Dans ce contexte, l’interchangeabilité des algorithmes apparaît comme un élément absolument fondamental, bien que souvent mal compris et absent du DSA. Cette interchangeabilité consiste à permettre aux utilisateurs de choisir la manière dont ils sont administrés sur les réseaux sociaux. Concrètement, cela signifie la possibilité d’introduire son propre algorithme pour mettre en avant certains types de contenus et de s’affranchir ainsi des biais potentiellement introduits par la plateforme. Cette approche, loin d’être utopique, est déjà mise en œuvre par des plateformes telles que Mastodon ou BlueSky. Il est donc tout à fait envisageable, et même souhaitable, que le législateur impose ce type de fonctionnalité aux plateformes à la faveur d’un nouveau volet du DSA.
Concernant la désinformation, et plus particulièrement les ingérences étrangères, nous nous heurtons à un dilemme. Confier le traitement de ces questions à l’Exécutif ou à une agence gouvernementale, même avec des moyens considérablement accrus, risquerait inévitablement de susciter des accusations d’ingérence émanant aussi bien de l’étranger que de la France elle-même. Il importe par conséquent de réfléchir, dans une perspective de long terme, à de nouvelles dynamiques institutionnelles inspirant confiance.
Le dispositif Café IA, lancé par le Conseil national du numérique, vise à fédérer un grand nombre de citoyens autour des enjeux de l’intelligence artificielle. Notre objectif à long terme est de faire émerger une sorte d’« armée suisse », positionnée entre l’Exécutif et la population, agissant comme des vigies de la démocratie. Ces personnes seraient chargées de trier, pour le compte du bien commun, ce qui relève ou non de l’ingérence. Cette approche semble être la seule à même de garantir un traitement impartial de l’information aux yeux des citoyens.
Pour finir, j’aimerais insister sur l’idée suivante : considérer que les institutions doivent conserver leur forme actuelle dans un monde où la technologie est aussi puissante représente en soi un danger. Dans une perspective de long terme, il est au contraire impératif de réfléchir à l’évolution des institutions à l’ère des algorithmes.

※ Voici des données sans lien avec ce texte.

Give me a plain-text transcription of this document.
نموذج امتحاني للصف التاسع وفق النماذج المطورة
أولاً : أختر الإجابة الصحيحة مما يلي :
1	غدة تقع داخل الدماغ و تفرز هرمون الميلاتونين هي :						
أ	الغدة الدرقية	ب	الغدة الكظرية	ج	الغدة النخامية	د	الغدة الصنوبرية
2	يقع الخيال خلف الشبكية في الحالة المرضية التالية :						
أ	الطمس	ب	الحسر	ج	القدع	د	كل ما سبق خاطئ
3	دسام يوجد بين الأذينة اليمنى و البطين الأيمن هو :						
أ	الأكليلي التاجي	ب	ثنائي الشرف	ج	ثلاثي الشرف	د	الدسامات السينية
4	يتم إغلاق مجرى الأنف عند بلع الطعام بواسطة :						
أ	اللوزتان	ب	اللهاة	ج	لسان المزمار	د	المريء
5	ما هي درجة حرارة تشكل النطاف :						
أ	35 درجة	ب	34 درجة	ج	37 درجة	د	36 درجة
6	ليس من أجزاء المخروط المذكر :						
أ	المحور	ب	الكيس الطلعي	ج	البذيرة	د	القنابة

M. le président Bruno Fuchs. Je vous remercie. Monsieur Guimier, vous êtes notre dernier intervenant de la matinée. Journaliste et manager reconnu, votre parcours professionnel vous a amené à occuper des postes clés tels que celui de rédacteur en chef et directeur de la rédaction d’Europe 1, directeur de France Info, vice-président-directeur général d’Europe 1, et directeur de l’information de France Télévisions. Depuis 2023, vous assumez d’importantes responsabilités au sein du groupe CMA-Média et avez présidé le conseil d’administration du journal La Provence.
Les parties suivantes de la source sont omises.